Take for example the bridging and gate theories that are so prevalent in southern TCMA.

So much time is spent in learning how to apply it against other people who do it.

With bridging and gate theory, this means expecting someone to want to engage first, that they’d be shooting for some kind of trapping range; versus someone who plays with ranges, uses noncommitted attacks, fakes, and other things that aren’t so common to TCMA.

I believe the theories can feasibly be re-worked and re-tooled to work in dealing with someone who has more of a “modern” (ie non-TCMA) approach; with a lot of time, effort, blood, sweat, and tears spent sparring through it.

But who actually does it?

And those who try to do it, how many of them actually find people of other styles to work with to do the retooling? versus aping what a boxer, muay thai guy, bjjer, wrestler, judoka, etc would do in a totally inept and unrealistic way?

I imagine someone good at bridges, gates and what-not would look somewhat like a sloppy, pawing- type boxer/kickboxer, who would spontaneously let loose with some powerful short punches, throws, and the occasional standing sub.

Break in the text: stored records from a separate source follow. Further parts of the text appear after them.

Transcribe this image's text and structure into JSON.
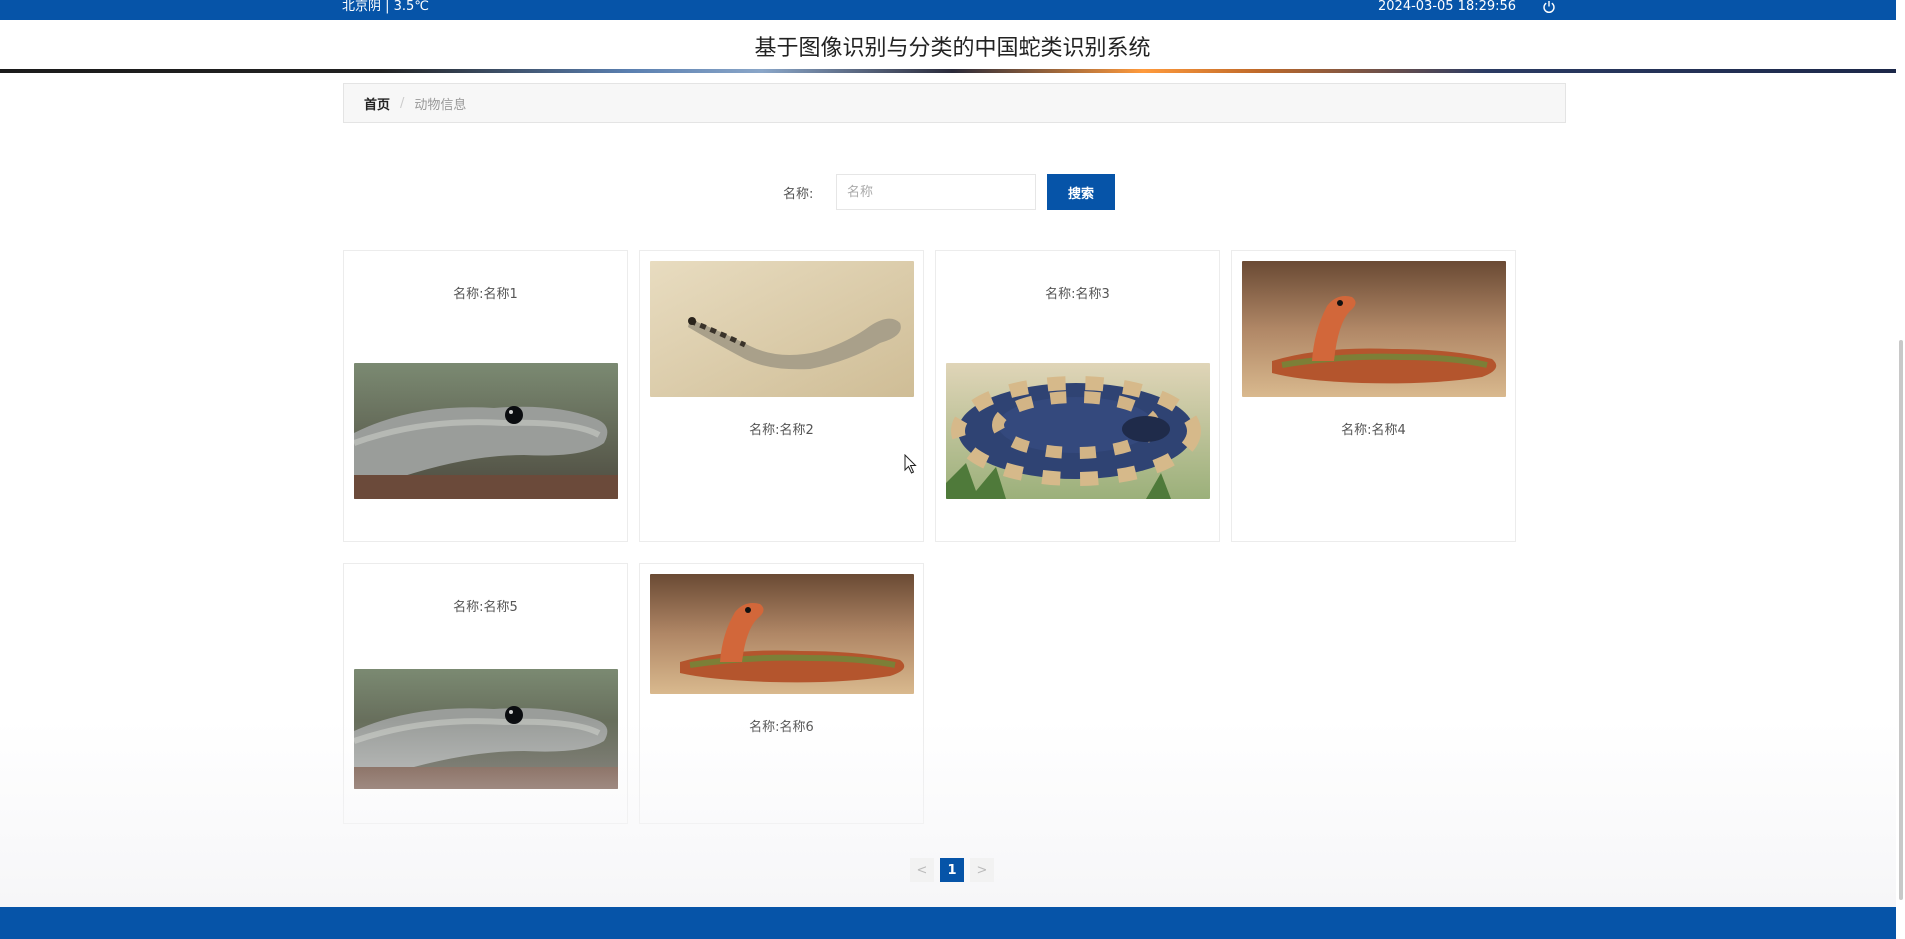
{
  "topbar": {
    "weather": "北京阴 | 3.5℃",
    "datetime": "2024-03-05   18:29:56",
    "power_icon": "power-icon"
  },
  "header": {
    "title": "基于图像识别与分类的中国蛇类识别系统"
  },
  "breadcrumb": {
    "home": "首页",
    "separator": "/",
    "current": "动物信息"
  },
  "search": {
    "label": "名称:",
    "placeholder": "名称",
    "value": "",
    "button": "搜索"
  },
  "cards": [
    {
      "name": "名称:名称1",
      "image": "black-mamba-head"
    },
    {
      "name": "名称:名称2",
      "image": "sand-snake"
    },
    {
      "name": "名称:名称3",
      "image": "banded-krait"
    },
    {
      "name": "名称:名称4",
      "image": "red-neck-snake"
    },
    {
      "name": "名称:名称5",
      "image": "black-mamba-head"
    },
    {
      "name": "名称:名称6",
      "image": "red-neck-snake"
    }
  ],
  "pagination": {
    "prev": "<",
    "current": "1",
    "next": ">"
  },
  "colors": {
    "primary": "#0654a8",
    "breadcrumb_bg": "#f7f7f7"
  }
}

Of course, we’ll probably differ in the view point that something that looks “sloppy” or “different” according to style-centric aesthetics is or isn’t “bad”. Similar to the Judo vs Shuai Chao discussions we had earlier.

Just like dropping the lead hand in boxing; it may look terrible from your technical background, but if you know enough of the counters and can make it work, no sense in not using it if you like it. Just hope you’re good enough to handle someone trying to exploit it.

We do see eye-to-eye however on focusing on those techniques that you can use within your given framework, and dropping (or at least not working on) those techniques that could only come off in the movies.

christopher m. - ok I see what your saying. I tend to ignore those trappings as well. When I say traditional, atleast on this thread, I’m talking about some of the traditionals ideas to training methodology. I’m not a firm believer in Qi, so there is a lot of the standing around in certain postures you could throw out in my mind, unless you consider it a form of meditation to quiet the mind and body, then it makes some sense, if not over emphasized. Weight training should be ok, internal or external, but of course everything in moderation.
To be a good fighter competition or no, I believe you have to be in really good shape. I just recently came across a few photos of a tops student of a JKD school. The guy was about 400 lbs or so. I have a hard time believing someone like that could be an effective martial artist, but tha’s just my opinion.
I believe that to be a good artist you need to apply yourself with intensity and devotion. Alot of people pay concepts like that by word of mouth, but don’t spend enough time training or conditioning their bodies and minds. The “hippy” kungfu movement has sort of taken over and you have a whole lot of those guys who want to wear the faux mandarin outfit, and be called sifu, or whatnot. Some of these same guys are the type who **** and moan about how MMA guys are all meatheads and don’t understand their art or them. I don’t understand them and I’m a traditional martial artist.
Don’t get too bogged down in the tradition of things but look to more modern methodologies when we train. We don’t always go to a traditional chinese doctor to heal our ailments.